Friends of the Ute Indian Museum and Cosme Duarte, local native turned artist and activist, are keen on keeping a Native American reservation warm this winter, and Montrose can help in those efforts.
The Ute Indian Museum is accepting coats, at sizes for all ages, until Nov. 27. Coat donations (and monetary funds towards the drive) can be made during business hours — Monday through Saturday, 9 a.m. — 4:30 p.m. and on Sunday, 11 a.m. — 4 p.m.
Also, monetary donations can be made to Duarte through his Facebook page, Sky Walker, for a relief supply and dried goods fundraiser.
Once the coats are received and ready to distribute, Duarte will hand them out over the next few days to the Ute Mountain Ute nation outside of Cortez in Towaoc.
Duarte, a Native American and now a board member with the organization, came and presented his intent for the drive to Friends board members, who were quickly on board with the project. (The Friends organization has helped the museum with numerous projects and advancements over the years.)
“We are very excited and very supportive of his project,” Friends Vice President Lu Anne Tyrrell said. “I think it’s very innovative and we commend him.”
The Carhartt Company, which has donated coats in the past, usually donates around $10,000 worth of new coats to the drive. That trend of giving continued this year as the company has issued about $2,000 worth of donations.
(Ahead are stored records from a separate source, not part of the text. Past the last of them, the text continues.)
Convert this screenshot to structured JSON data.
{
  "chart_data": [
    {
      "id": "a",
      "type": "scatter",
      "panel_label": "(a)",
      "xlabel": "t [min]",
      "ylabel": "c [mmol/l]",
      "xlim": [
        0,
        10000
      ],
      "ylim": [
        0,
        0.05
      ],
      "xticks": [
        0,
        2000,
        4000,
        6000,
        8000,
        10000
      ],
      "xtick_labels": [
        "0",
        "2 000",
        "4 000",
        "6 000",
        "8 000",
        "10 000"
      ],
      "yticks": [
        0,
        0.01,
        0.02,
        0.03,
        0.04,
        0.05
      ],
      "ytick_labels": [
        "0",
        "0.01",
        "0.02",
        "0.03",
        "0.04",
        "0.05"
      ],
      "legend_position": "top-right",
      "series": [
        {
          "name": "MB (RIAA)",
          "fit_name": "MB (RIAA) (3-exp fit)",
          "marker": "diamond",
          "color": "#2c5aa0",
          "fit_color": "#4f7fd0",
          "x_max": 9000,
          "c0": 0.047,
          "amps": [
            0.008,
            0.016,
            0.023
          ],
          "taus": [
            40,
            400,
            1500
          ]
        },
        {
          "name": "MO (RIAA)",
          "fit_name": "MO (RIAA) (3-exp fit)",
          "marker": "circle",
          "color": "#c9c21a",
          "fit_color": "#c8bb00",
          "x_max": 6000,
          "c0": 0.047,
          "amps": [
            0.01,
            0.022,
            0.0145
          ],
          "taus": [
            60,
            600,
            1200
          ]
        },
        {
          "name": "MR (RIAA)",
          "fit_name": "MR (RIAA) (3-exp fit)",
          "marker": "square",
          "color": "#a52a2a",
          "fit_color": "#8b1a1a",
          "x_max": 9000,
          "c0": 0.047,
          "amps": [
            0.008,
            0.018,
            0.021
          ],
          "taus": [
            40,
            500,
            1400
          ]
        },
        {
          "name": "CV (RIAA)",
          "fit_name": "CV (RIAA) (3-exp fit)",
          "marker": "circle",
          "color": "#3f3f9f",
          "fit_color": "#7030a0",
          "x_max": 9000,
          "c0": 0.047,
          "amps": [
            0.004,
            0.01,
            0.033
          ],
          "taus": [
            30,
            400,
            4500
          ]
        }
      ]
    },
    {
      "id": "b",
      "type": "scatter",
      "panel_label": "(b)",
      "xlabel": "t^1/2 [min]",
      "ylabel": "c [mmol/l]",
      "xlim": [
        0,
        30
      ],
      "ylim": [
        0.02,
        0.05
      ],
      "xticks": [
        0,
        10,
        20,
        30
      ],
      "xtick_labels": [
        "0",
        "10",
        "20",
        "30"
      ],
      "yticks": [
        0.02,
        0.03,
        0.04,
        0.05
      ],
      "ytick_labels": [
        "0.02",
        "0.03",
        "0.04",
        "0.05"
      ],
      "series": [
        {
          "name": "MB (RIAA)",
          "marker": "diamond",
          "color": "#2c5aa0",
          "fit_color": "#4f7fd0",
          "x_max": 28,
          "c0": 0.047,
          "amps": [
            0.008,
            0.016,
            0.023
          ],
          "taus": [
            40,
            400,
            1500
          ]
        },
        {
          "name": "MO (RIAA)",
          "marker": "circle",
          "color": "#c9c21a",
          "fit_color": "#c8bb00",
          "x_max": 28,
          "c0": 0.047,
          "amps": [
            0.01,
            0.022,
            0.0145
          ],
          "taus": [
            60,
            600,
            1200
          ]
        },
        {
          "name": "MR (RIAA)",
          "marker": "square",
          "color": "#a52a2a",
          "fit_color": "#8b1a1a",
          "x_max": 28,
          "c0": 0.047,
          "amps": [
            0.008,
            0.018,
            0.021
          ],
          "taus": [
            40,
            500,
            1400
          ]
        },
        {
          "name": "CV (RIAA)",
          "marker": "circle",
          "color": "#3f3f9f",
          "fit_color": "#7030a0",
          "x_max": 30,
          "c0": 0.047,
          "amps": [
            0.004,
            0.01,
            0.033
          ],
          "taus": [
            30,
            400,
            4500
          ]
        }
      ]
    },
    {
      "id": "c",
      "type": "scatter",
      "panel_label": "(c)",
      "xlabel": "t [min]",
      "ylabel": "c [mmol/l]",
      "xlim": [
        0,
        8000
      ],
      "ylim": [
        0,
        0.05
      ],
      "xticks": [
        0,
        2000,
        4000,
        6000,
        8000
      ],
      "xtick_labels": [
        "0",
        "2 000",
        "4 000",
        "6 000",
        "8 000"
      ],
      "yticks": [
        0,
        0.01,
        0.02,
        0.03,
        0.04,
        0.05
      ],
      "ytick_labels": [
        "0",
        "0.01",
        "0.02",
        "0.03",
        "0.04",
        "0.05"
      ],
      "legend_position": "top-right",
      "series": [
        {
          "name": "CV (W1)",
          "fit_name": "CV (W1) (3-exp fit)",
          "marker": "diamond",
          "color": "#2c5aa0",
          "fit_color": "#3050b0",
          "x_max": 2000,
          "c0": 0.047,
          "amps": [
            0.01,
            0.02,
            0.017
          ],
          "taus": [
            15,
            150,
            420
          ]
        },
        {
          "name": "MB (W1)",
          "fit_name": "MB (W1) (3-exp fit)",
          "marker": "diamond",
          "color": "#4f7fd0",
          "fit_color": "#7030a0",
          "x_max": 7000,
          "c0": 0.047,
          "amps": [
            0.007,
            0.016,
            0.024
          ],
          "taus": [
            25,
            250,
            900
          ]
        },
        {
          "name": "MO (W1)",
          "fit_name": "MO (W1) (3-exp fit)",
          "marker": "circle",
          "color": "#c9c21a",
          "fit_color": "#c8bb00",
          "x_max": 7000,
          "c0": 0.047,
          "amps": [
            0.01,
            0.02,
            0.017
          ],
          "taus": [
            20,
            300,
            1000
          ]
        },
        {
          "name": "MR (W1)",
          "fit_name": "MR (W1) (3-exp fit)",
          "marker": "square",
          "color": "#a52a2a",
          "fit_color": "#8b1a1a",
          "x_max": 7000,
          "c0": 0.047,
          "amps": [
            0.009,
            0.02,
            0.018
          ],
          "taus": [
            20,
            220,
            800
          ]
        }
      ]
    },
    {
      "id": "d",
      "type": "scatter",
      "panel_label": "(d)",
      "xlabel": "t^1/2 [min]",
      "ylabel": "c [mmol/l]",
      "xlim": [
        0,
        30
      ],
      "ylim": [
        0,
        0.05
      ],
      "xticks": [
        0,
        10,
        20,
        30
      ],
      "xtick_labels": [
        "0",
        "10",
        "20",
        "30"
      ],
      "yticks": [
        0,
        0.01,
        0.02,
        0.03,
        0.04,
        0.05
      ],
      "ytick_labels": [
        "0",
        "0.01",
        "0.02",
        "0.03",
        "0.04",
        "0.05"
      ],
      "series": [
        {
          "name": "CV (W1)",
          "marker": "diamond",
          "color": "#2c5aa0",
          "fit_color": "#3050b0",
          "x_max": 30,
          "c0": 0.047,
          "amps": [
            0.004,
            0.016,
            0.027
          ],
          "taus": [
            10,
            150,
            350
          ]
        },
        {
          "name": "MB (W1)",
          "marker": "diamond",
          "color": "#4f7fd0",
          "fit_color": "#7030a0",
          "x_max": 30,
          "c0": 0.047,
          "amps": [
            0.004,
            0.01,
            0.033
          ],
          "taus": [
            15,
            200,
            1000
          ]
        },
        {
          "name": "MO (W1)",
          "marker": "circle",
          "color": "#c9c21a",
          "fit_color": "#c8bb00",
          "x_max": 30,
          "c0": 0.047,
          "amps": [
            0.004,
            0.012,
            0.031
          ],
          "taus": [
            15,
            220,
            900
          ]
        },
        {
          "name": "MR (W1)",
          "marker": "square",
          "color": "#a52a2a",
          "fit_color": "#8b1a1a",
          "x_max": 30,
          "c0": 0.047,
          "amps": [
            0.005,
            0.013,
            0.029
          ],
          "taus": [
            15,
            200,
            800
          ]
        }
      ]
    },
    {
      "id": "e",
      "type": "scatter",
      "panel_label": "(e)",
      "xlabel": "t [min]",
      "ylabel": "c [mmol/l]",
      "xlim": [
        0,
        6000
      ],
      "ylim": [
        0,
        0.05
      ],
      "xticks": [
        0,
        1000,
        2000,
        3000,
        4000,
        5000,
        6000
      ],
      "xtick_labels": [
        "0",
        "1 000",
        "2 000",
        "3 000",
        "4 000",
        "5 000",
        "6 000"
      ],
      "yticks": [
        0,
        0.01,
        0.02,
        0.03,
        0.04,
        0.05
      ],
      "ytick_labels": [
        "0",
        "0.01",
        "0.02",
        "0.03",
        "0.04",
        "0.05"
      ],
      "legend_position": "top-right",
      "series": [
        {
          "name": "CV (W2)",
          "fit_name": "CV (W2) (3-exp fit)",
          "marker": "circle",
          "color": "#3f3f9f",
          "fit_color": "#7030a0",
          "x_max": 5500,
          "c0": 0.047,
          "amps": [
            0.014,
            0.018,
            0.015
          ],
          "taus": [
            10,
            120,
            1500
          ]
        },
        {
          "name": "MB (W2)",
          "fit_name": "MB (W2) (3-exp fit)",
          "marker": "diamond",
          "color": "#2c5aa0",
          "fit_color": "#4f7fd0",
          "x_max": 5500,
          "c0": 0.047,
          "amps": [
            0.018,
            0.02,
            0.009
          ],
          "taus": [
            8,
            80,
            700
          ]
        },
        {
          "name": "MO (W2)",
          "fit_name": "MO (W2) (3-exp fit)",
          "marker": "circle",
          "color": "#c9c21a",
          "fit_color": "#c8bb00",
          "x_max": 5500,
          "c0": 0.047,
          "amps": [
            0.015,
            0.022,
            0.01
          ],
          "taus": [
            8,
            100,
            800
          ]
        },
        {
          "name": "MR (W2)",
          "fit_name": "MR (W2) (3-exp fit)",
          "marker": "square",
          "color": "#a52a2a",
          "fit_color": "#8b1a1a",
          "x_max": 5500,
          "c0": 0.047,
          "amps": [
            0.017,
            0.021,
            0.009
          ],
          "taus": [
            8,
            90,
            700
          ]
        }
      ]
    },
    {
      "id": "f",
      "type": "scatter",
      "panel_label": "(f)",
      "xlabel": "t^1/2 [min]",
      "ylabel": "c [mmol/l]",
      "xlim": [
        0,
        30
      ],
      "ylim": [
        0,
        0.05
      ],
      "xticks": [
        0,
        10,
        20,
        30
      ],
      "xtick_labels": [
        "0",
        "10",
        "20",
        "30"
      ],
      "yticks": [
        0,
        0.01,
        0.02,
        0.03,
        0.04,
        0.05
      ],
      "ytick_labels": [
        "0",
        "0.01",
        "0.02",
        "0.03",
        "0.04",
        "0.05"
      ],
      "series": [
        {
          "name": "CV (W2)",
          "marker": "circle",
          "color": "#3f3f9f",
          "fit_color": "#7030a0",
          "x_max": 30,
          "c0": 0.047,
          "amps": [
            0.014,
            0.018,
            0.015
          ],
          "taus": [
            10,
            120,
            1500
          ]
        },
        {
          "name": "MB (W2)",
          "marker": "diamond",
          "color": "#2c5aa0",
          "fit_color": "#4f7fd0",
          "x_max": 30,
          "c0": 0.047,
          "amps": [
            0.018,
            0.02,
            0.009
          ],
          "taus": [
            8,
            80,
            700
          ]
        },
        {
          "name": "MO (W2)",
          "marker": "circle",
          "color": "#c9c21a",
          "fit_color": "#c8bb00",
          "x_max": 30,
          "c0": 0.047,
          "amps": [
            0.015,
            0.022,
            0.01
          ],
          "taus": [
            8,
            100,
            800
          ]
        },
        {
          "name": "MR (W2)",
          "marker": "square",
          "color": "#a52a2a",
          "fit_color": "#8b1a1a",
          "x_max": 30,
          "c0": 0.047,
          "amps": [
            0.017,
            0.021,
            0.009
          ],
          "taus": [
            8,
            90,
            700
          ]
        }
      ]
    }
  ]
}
Duarte, a Native American who grew up in Montrose, has formed partnerships with Carhartt in recent years. The coat drive, he said, is another way to give back and spread awareness of Native American history.
“One of the nicest things you can do for someone is give them a jacket when they’re cold,” Duarte said. “A lot of these Native American nations living here in Colorado, they are really rural.”
Over the last few years, donations have been made to the Navajo and Pueblo nations. This year, the team “really wanted to do something for the Utes,” Duarte said.
“A lot of these people don’t have the ability to ask for help,” Duarte said. “That’s one of the things I’m really trying to do is build the awareness, especially of the people in Montrose and the Uncompahgre Valley. Build some awareness so that we can build some bridges between the Ute nations and the people who live there now — just make a better world for tomorrow.”
Montrose isn’t the lone drop off location for the drive. Denver and Los Angeles also have locations where coats are donated, fulfilling a need exacerbated by the pandemic.
“There’s just such a need there, now more than ever with COVID and what’s going on,” Tyrrell said.
“I try to put these physical acts together because a lot of the Native Americans in these reservations are very, very poor,” Duarte said. “The elders don’t even have running water… when you’re on a reservation, it’s very hard to make outside contacts.”
So far, Montrose has done its part.
“We’ve had a great response,” said Duarte, who mentioned several financial donations from the community.
The Ute Indian Museum is located at 17253 Chipeta Road.